Many of the railway's attractive stone-built station buildings still exist today; some have been converted for private usage, while others are near derelict. The former station building at Aberlour has been converted into a tearoom and visitor centre. Knockando station buildings have been restored as part of the neighbouring former Tamdhu distillery and are listed buildings. The former Grantown East Station has been completely renovated, reopening exactly fifty years after the last train passed through as the Highland Heritage & Cultural Centre.

Two of the three bridges over the Spey still survive: the joint road/rail cast-iron Carron Bridge and the impressive lattice girder bridge at Ballindalloch, both of which are designated as Category A listed buildings.

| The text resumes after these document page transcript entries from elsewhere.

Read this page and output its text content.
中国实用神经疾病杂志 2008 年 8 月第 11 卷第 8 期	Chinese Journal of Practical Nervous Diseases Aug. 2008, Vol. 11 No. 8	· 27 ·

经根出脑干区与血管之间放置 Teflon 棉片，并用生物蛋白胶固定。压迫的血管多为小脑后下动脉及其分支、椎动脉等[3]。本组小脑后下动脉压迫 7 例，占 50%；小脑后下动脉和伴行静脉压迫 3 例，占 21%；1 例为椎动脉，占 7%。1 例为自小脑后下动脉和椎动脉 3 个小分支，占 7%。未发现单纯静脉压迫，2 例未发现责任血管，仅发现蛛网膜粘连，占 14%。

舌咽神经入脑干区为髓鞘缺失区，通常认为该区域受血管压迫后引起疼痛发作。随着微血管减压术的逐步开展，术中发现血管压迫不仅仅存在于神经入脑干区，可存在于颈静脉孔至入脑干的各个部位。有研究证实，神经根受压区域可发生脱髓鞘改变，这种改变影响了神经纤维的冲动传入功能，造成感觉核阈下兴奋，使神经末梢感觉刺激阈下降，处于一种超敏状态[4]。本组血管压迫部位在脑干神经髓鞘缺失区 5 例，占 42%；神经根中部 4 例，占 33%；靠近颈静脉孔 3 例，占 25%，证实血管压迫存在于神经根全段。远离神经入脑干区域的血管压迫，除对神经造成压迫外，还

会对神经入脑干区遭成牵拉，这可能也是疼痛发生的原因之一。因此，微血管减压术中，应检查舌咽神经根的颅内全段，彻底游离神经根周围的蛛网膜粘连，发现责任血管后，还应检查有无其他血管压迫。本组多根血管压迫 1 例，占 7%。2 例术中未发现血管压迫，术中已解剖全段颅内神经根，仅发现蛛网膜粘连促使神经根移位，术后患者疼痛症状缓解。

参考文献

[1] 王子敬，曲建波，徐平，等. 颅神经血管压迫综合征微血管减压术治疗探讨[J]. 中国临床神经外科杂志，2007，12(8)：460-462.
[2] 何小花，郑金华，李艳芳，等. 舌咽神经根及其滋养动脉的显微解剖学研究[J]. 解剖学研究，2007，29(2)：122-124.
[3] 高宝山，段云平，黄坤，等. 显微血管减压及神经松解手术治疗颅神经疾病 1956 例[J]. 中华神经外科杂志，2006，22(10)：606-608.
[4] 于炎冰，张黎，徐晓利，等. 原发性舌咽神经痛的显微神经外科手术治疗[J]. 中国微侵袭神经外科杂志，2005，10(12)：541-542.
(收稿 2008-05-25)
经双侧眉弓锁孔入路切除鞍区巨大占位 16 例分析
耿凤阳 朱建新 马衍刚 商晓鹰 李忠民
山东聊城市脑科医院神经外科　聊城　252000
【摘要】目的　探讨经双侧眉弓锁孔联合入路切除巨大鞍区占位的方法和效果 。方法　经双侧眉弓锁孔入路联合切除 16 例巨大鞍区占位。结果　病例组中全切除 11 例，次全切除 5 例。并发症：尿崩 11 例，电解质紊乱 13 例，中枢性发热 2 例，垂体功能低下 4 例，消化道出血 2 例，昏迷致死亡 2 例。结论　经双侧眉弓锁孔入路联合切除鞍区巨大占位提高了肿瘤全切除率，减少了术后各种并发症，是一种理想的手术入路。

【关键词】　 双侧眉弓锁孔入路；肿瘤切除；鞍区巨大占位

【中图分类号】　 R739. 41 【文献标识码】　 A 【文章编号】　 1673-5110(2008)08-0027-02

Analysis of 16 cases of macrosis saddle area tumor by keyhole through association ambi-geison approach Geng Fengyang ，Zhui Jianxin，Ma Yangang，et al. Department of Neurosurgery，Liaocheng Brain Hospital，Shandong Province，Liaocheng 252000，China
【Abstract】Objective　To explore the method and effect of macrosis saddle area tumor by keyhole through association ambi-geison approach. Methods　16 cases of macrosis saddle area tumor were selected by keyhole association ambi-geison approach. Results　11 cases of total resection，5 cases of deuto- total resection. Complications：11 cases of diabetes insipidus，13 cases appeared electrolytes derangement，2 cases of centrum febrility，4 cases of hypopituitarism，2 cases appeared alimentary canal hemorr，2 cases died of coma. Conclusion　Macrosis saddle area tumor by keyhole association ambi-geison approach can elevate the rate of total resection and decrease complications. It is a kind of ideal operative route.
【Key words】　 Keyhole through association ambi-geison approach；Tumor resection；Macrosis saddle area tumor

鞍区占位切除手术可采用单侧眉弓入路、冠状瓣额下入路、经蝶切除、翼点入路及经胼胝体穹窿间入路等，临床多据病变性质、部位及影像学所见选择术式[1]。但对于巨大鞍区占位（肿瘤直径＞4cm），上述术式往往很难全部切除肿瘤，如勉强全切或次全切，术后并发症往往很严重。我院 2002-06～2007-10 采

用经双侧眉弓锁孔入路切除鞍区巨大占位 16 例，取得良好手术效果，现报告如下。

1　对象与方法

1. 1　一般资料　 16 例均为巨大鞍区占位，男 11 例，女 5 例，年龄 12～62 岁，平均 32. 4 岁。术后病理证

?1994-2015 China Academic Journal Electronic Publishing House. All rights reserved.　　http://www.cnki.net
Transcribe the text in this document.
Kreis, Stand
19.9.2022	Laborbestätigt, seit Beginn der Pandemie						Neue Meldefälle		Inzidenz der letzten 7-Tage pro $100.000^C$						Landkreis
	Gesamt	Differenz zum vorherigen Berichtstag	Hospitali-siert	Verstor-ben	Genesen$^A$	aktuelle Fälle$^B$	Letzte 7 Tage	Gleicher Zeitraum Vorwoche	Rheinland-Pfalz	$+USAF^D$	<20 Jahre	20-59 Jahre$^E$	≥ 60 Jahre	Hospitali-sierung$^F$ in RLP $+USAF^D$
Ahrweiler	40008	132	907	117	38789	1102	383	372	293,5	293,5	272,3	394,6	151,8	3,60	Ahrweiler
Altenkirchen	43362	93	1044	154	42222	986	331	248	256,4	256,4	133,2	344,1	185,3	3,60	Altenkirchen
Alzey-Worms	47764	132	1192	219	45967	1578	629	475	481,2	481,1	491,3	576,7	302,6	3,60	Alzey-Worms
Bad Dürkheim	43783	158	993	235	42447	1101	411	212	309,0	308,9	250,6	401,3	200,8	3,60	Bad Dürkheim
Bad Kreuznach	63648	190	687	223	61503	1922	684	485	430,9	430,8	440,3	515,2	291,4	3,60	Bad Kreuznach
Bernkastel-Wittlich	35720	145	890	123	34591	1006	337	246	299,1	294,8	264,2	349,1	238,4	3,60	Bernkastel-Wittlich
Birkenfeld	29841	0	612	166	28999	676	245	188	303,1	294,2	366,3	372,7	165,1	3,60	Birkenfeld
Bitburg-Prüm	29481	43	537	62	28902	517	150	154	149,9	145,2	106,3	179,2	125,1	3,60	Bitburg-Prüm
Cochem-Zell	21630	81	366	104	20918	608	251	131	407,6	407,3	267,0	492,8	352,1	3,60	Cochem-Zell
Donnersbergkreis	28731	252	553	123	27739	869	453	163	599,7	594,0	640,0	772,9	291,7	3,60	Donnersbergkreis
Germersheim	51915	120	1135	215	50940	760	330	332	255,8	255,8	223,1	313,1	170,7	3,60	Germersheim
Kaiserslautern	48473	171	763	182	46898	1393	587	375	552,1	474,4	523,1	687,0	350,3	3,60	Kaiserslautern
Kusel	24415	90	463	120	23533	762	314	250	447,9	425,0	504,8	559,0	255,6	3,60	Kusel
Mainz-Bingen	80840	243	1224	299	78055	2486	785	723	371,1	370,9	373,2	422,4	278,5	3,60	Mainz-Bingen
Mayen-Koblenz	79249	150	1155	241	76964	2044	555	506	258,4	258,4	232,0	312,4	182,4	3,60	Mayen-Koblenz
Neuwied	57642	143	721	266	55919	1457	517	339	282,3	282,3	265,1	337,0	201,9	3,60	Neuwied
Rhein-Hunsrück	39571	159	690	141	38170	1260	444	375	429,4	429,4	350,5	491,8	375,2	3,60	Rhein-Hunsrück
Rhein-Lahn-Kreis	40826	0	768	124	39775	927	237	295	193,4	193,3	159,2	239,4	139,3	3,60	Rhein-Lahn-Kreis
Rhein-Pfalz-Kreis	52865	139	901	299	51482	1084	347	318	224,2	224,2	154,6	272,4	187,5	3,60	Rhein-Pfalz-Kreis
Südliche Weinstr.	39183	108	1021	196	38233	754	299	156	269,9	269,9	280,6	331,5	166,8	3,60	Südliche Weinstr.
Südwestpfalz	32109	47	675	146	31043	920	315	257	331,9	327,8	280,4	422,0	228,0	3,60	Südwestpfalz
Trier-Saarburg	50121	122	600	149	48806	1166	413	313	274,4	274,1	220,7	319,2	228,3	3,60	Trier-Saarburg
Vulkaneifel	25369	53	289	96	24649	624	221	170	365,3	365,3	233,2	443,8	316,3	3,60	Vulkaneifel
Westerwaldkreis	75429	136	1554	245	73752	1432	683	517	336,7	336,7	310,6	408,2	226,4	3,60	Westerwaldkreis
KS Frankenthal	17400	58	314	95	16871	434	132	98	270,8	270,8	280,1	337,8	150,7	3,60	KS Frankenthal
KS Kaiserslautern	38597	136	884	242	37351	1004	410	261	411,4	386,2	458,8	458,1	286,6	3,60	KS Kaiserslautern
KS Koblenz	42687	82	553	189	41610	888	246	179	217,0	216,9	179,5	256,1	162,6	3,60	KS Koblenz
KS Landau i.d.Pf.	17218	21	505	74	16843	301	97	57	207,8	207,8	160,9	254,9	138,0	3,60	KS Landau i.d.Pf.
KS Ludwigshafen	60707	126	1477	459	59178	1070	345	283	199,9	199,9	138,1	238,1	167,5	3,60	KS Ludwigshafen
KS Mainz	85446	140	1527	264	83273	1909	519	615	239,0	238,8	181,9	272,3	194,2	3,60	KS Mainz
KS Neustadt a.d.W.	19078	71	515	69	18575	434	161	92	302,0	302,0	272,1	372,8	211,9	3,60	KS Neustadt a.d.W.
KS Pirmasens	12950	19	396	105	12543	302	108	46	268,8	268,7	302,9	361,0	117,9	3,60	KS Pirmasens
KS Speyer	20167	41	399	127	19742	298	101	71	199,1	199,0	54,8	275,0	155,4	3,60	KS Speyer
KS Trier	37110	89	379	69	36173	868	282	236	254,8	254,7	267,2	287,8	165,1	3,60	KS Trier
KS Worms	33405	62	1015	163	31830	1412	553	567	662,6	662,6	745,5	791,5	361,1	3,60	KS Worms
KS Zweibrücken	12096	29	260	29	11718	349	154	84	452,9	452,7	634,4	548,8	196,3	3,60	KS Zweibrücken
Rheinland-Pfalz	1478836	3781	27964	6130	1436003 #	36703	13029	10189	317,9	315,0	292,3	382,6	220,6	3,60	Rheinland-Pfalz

Only the piers of the bridge at Tomachrochar, to the west of Nethybridge survive.

The bridge at Abernethy (Nethy Bridge) over the River Nethy has completely disappeared, with abutments still visible in the undergrowth.

The line is closed in its entirety between Boat of Garten and Dufftown.

==Stations==

- Dufftown (Keith and Dufftown Railway); opened 21 February 1862; closed 6 May 1968;
- Strathspey Junction; opened 1 July 1863; renamed Craigellachie Junction 1 June 1864; renamed Craigellachie 1897; closed 6 May 1968; junction to Morayshire Railway;
- Aberlour; opened 1 July 1863; closed 18 October 1965;
- Dailuaine Halt; opened 18 November 1933; closed 18 October 1965;
- Carron; opened 1 July 1863; closed 18 October 1965;
- Imperial Cottages Halt; opened 15 June 1959; closed 18 October 1965;
- Knockando; private; opened 1869; renamed Knockando House Halt 1905; closed 18 October 1965;
- Gilbey's Cottages Halt; opened 15 June 1959; closed 18 October 1965;
- Dalbeallie; opened 1 July 1899; renamed Knockando 1 May 1905; closed 18 October 1965;
- Blacksboat; opened 1 July 1863; closed 18 October 1965;
- Ballindalloch; opened 1 July 1863; closed 18 October 1965;
- Advie; opened 1 July 1863; closed 18 October 1965;
- Dalvey; opened 1 July 1863; closed 1 September 1868;
- Dalvey Farm Halt; opened 15 June 1959; closed 18 October 1965;
- Cromdale; opened 1 July 1863; closed 18 October 1965;
- Grantown; opened 1 July 1863; renamed Grantown-on-Spey 1 June 1912; renamed Grantown-on-Spey (East) 5 June 1950; closed 18 October 1965;
- Ballifurth Farm Halt; opened 15 June 1959; closed 18 October 1965;
- Abernethy; opened 1 July 1863; renamed Nethy Bridge 1 November 1867; closed 18 October 1965;
- Boat of Garten (Inverness and Aberdeen Junction Railway); opened 3 August 1863; closed 18 October 1965.